At this time of year vegetable plots are full to bursting with ripening produce, but as spent crops are cleared away spaces should be appearing that you can fill with other things.

To keep up a supply of fresh salads into autumn, sow an oriental leaf mix into trays and prick out into modules then plant out once a good root system has been formed. Make sure that you protect these against slugs, which have been making the most of the warm, damp summer.

Oriental vegetables grow well in the autumn, so you could also use the space to grow pak choi for stir fries.

Meanwhile, check all members of the brassica family for signs of caterpillars, removing these by hand where you find them. If you can, grow cabbages and kale under nets to prevent cabbage white butterflies from laying their eggs.

Keep picking courgettes and feed them regularly, along with pumpkins and any other squashes. And raise pumpkins off the ground on straw as they grow to ensure unblemished fruits and even ripening.

Strawberries are making runners at the moment, so peg these into small pots and sever from the host plant once roots have formed. Next year remove any fruit that forms in order to create strong plants that will produce better crops in future.

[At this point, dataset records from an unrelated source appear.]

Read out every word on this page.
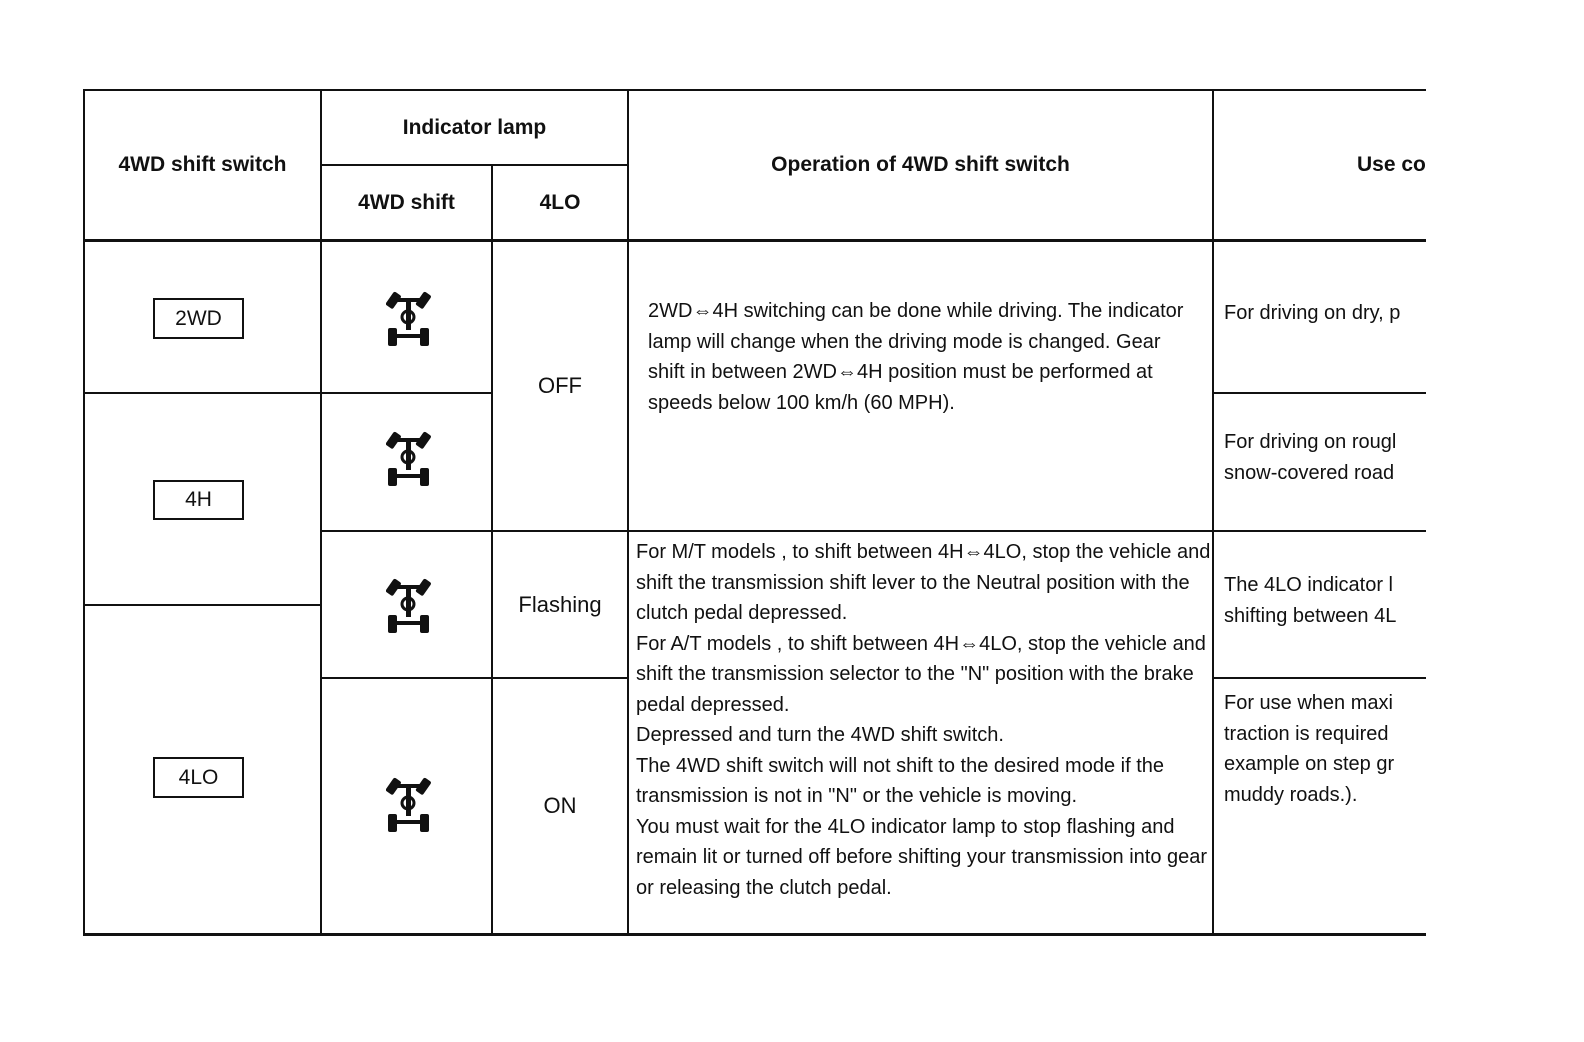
4WD shift switch
Indicator lamp
4WD shift	4LO
Operation of 4WD shift switch	Use co
2WD
4H
4LO
OFF
Flashing
ON
2WD⇔4H switching can be done while driving. The indicator lamp will change when the driving mode is changed. Gear shift in between 2WD⇔4H position must be performed at speeds below 100 km/h (60 MPH).
For M/T models , to shift between 4H⇔4LO, stop the vehicle and shift the transmission shift lever to the Neutral position with the clutch pedal depressed.
For A/T models , to shift between 4H⇔4LO, stop the vehicle and shift the transmission selector to the "N" position with the brake pedal depressed.
Depressed and turn the 4WD shift switch.
The 4WD shift switch will not shift to the desired mode if the transmission is not in "N" or the vehicle is moving.
You must wait for the 4LO indicator lamp to stop flashing and remain lit or turned off before shifting your transmission into gear or releasing the clutch pedal.
For driving on dry, p
For driving on rougl
snow-covered road
The 4LO indicator l
shifting between 4L
For use when maxi
traction is required
example on step gr
muddy roads.).
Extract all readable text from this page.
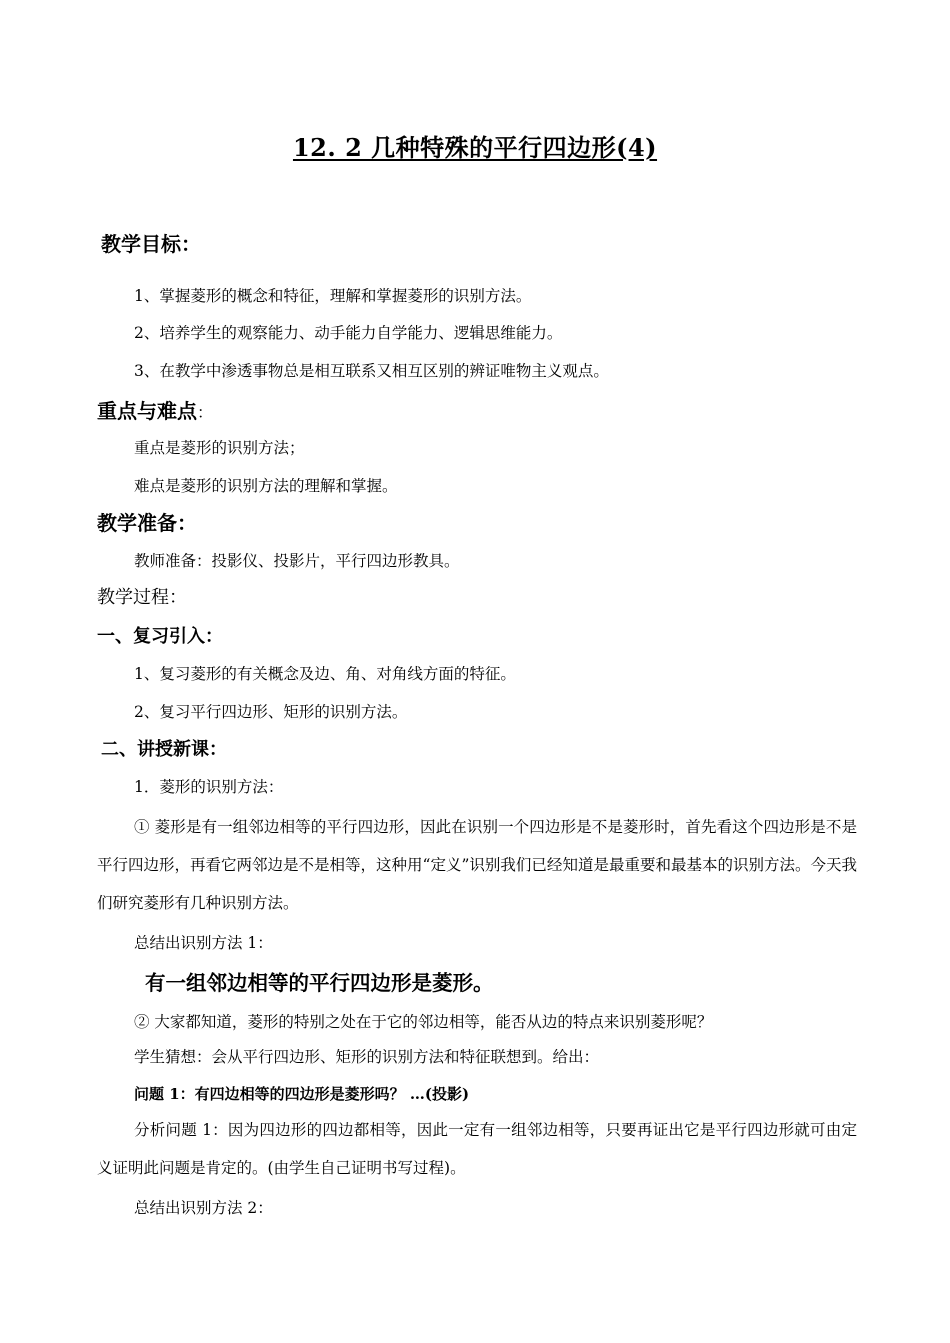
12. 2 几种特殊的平行四边形(4)
教学目标：
1、掌握菱形的概念和特征，理解和掌握菱形的识别方法。
2、培养学生的观察能力、动手能力自学能力、逻辑思维能力。
3、在教学中渗透事物总是相互联系又相互区别的辨证唯物主义观点。
重点与难点：
重点是菱形的识别方法；
难点是菱形的识别方法的理解和掌握。
教学准备：
教师准备：投影仪、投影片，平行四边形教具。
教学过程：
一、复习引入：
1、复习菱形的有关概念及边、角、对角线方面的特征。
2、复习平行四边形、矩形的识别方法。
二、讲授新课：
1．菱形的识别方法：
① 菱形是有一组邻边相等的平行四边形，因此在识别一个四边形是不是菱形时，首先看这个四边形是不是平行四边形，再看它两邻边是不是相等，这种用“定义”识别我们已经知道是最重要和最基本的识别方法。今天我们研究菱形有几种识别方法。
总结出识别方法 1：
有一组邻边相等的平行四边形是菱形。
② 大家都知道，菱形的特别之处在于它的邻边相等，能否从边的特点来识别菱形呢？
学生猜想：会从平行四边形、矩形的识别方法和特征联想到。给出：
问题 1：有四边相等的四边形是菱形吗？ …(投影)
分析问题 1：因为四边形的四边都相等，因此一定有一组邻边相等，只要再证出它是平行四边形就可由定义证明此问题是肯定的。(由学生自己证明书写过程)。
总结出识别方法 2：
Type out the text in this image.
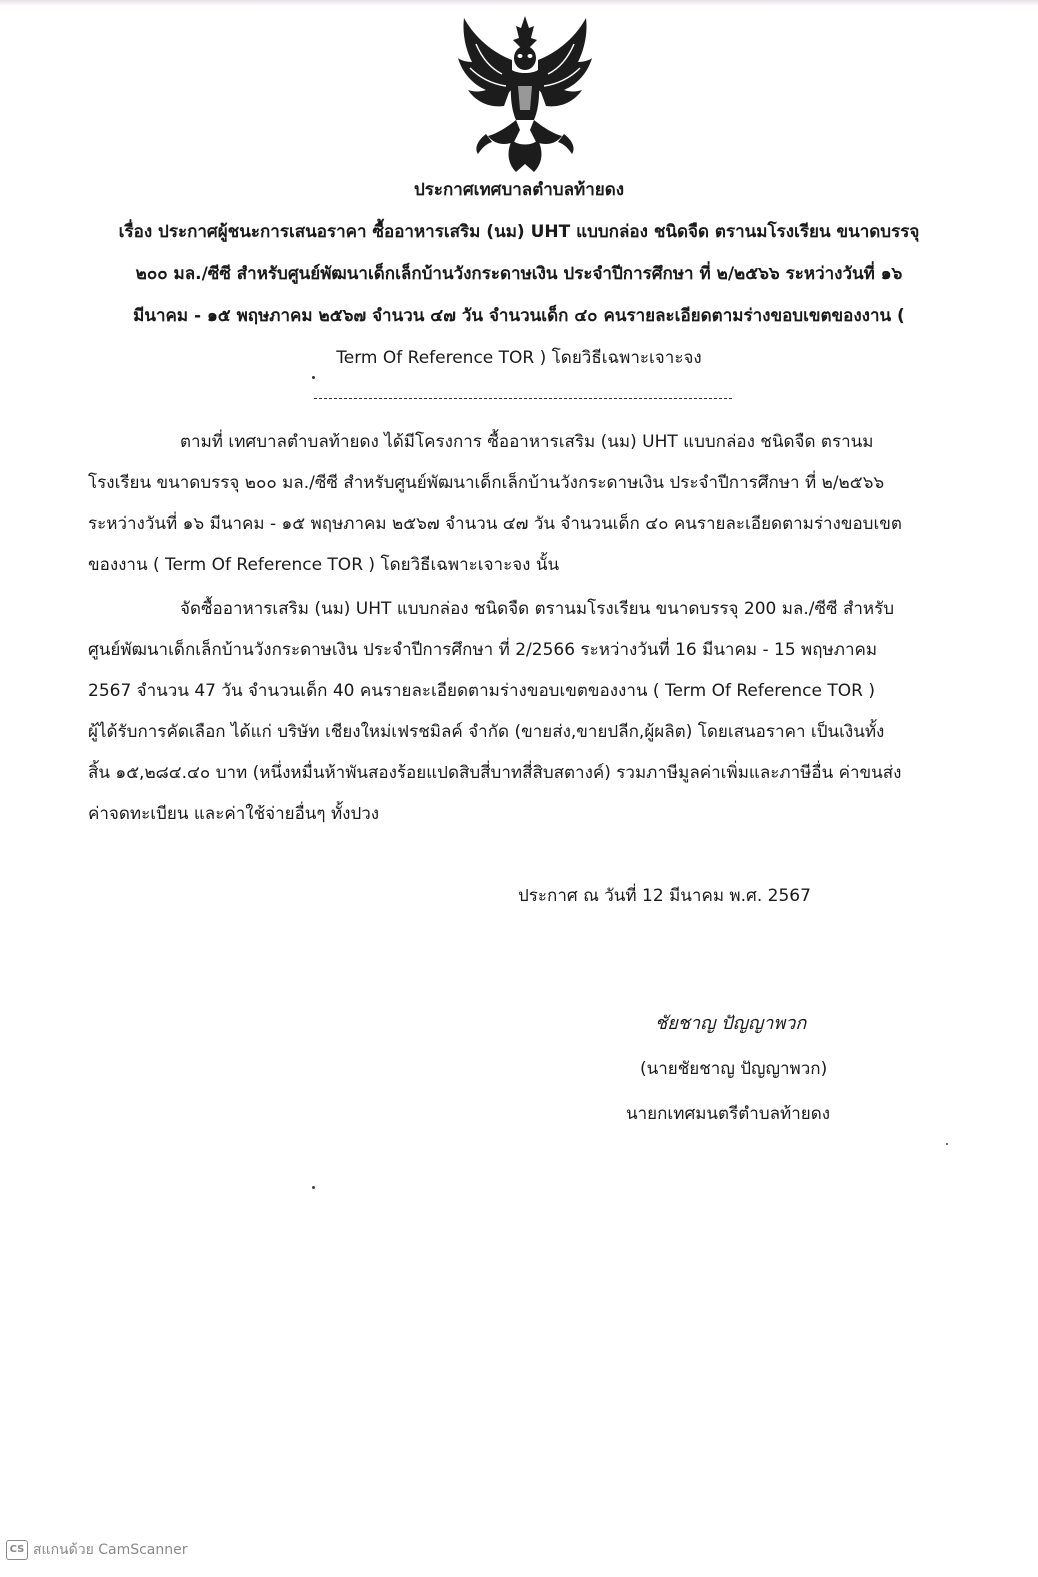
ประกาศเทศบาลตำบลท้ายดง
เรื่อง ประกาศผู้ชนะการเสนอราคา ซื้ออาหารเสริม (นม) UHT แบบกล่อง ชนิดจืด ตรานมโรงเรียน ขนาดบรรจุ
๒๐๐ มล./ซีซี สำหรับศูนย์พัฒนาเด็กเล็กบ้านวังกระดาษเงิน ประจำปีการศึกษา ที่ ๒/๒๕๖๖ ระหว่างวันที่ ๑๖
มีนาคม - ๑๕ พฤษภาคม ๒๕๖๗ จำนวน ๔๗ วัน จำนวนเด็ก ๔๐ คนรายละเอียดตามร่างขอบเขตของงาน (
Term Of Reference TOR ) โดยวิธีเฉพาะเจาะจง
ตามที่ เทศบาลตำบลท้ายดง ได้มีโครงการ ซื้ออาหารเสริม (นม) UHT แบบกล่อง ชนิดจืด ตรานม
โรงเรียน ขนาดบรรจุ ๒๐๐ มล./ซีซี สำหรับศูนย์พัฒนาเด็กเล็กบ้านวังกระดาษเงิน ประจำปีการศึกษา ที่ ๒/๒๕๖๖
ระหว่างวันที่ ๑๖ มีนาคม - ๑๕ พฤษภาคม ๒๕๖๗ จำนวน ๔๗ วัน จำนวนเด็ก ๔๐ คนรายละเอียดตามร่างขอบเขต
ของงาน ( Term Of Reference TOR ) โดยวิธีเฉพาะเจาะจง นั้น
จัดซื้ออาหารเสริม (นม) UHT แบบกล่อง ชนิดจืด ตรานมโรงเรียน ขนาดบรรจุ 200 มล./ซีซี สำหรับ
ศูนย์พัฒนาเด็กเล็กบ้านวังกระดาษเงิน ประจำปีการศึกษา ที่ 2/2566 ระหว่างวันที่ 16 มีนาคม - 15 พฤษภาคม
2567 จำนวน 47 วัน จำนวนเด็ก 40 คนรายละเอียดตามร่างขอบเขตของงาน ( Term Of Reference TOR )
ผู้ได้รับการคัดเลือก ได้แก่ บริษัท เชียงใหม่เฟรชมิลค์ จำกัด (ขายส่ง,ขายปลีก,ผู้ผลิต) โดยเสนอราคา เป็นเงินทั้ง
สิ้น ๑๕,๒๘๔.๔๐ บาท (หนึ่งหมื่นห้าพันสองร้อยแปดสิบสี่บาทสี่สิบสตางค์) รวมภาษีมูลค่าเพิ่มและภาษีอื่น ค่าขนส่ง
ค่าจดทะเบียน และค่าใช้จ่ายอื่นๆ ทั้งปวง
ประกาศ ณ วันที่ 12 มีนาคม พ.ศ. 2567
ชัยชาญ ปัญญาพวก
(นายชัยชาญ ปัญญาพวก)
นายกเทศมนตรีตำบลท้ายดง
CS สแกนด้วย CamScanner
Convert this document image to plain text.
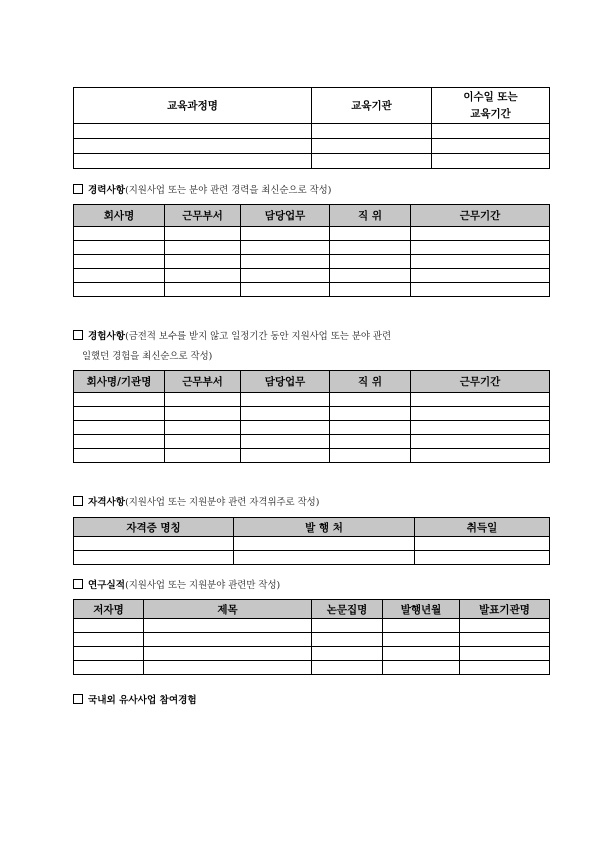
교육과정명	교육기관	이수일 또는
교육기간

경력사항(지원사업 또는 분야 관련 경력을 최신순으로 작성)
회사명	근무부서	담당업무	직 위	근무기간

경험사항(금전적 보수를 받지 않고 일정기간 동안 지원사업 또는 분야 관련
일했던 경험을 최신순으로 작성)
회사명/기관명	근무부서	담당업무	직 위	근무기간

자격사항(지원사업 또는 지원분야 관련 자격위주로 작성)
자격증 명칭	발 행 처	취득일

연구실적(지원사업 또는 지원분야 관련만 작성)
저자명	제목	논문집명	발행년월	발표기관명

국내외 유사사업 참여경험
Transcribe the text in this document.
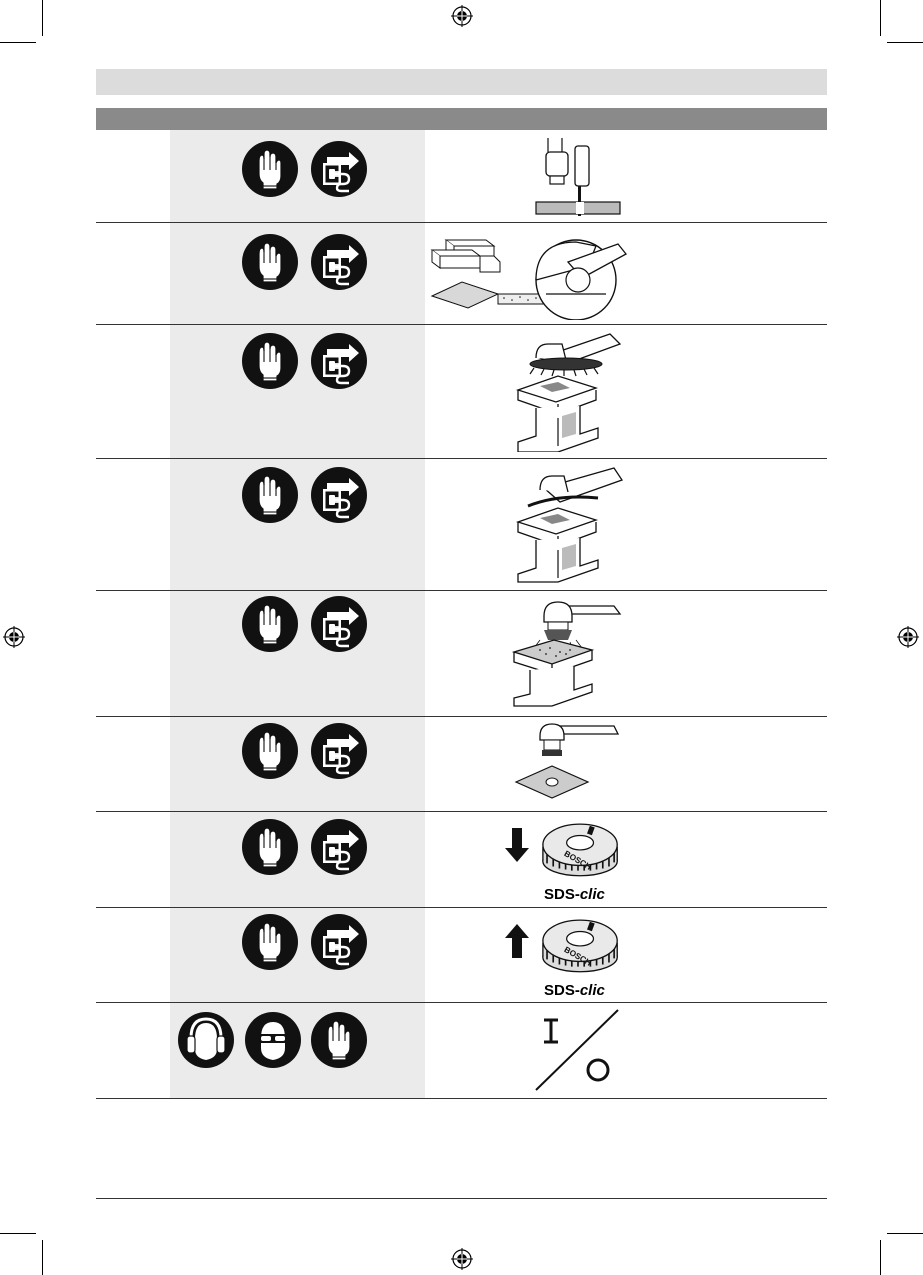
SDS-clic
SDS-clic
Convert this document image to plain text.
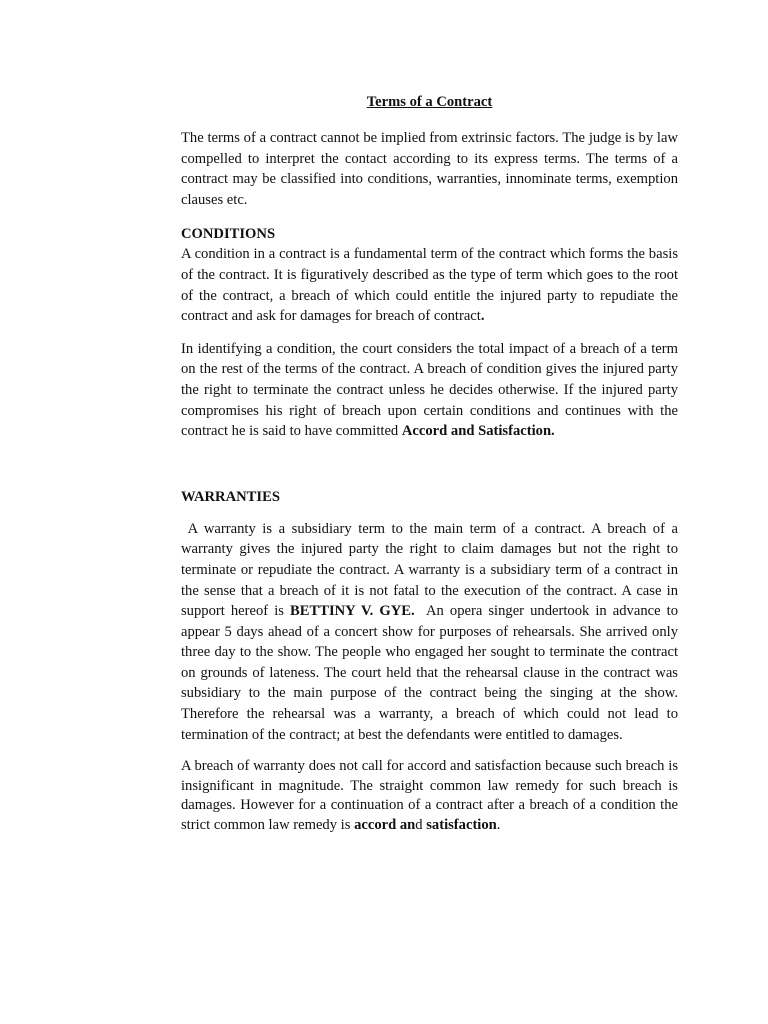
Terms of a Contract

The terms of a contract cannot be implied from extrinsic factors. The judge is by law compelled to interpret the contact according to its express terms. The terms of a contract may be classified into conditions, warranties, innominate terms, exemption clauses etc.

CONDITIONS

A condition in a contract is a fundamental term of the contract which forms the basis of the contract. It is figuratively described as the type of term which goes to the root of the contract, a breach of which could entitle the injured party to repudiate the contract and ask for damages for breach of contract.

In identifying a condition, the court considers the total impact of a breach of a term on the rest of the terms of the contract. A breach of condition gives the injured party the right to terminate the contract unless he decides otherwise. If the injured party compromises his right of breach upon certain conditions and continues with the contract he is said to have committed Accord and Satisfaction.

WARRANTIES

A warranty is a subsidiary term to the main term of a contract. A breach of a warranty gives the injured party the right to claim damages but not the right to terminate or repudiate the contract. A warranty is a subsidiary term of a contract in the sense that a breach of it is not fatal to the execution of the contract. A case in support hereof is BETTINY V. GYE.  An opera singer undertook in advance to appear 5 days ahead of a concert show for purposes of rehearsals. She arrived only three day to the show. The people who engaged her sought to terminate the contract on grounds of lateness. The court held that the rehearsal clause in the contract was subsidiary to the main purpose of the contract being the singing at the show. Therefore the rehearsal was a warranty, a breach of which could not lead to termination of the contract; at best the defendants were entitled to damages.

A breach of warranty does not call for accord and satisfaction because such breach is insignificant in magnitude. The straight common law remedy for such breach is damages. However for a continuation of a contract after a breach of a condition the strict common law remedy is accord and satisfaction.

If there are any gooseberries left to pick, then take these as soon as they are ripe and either use now or freeze for later. Gooseberries are summer-pruned in early July so there’s no need to do anything now until winter, when the lead shoots should be reduced by half and the side shoots taken back to two buds. The aim is to create an open centre to the bushes to allow for air and light circulation in order to boost fruit production and avoid mildew.

With summer raspberries, however, this year’s fruiting canes should be removed as soon as the fruit has been picked, then tie in around six or eight of this year’s new canes and remove any remaining new growth at ground level.

Autumn fruiting raspberries are simpler to care for, you just cut these to the ground in February, but if you do leave a few canes, reducing them to one metre in height, then they will provide an earlier crop next year. Where space in the vegetable garden is limited and only autumn raspberries are grown, then it’s worth double-cropping in this way.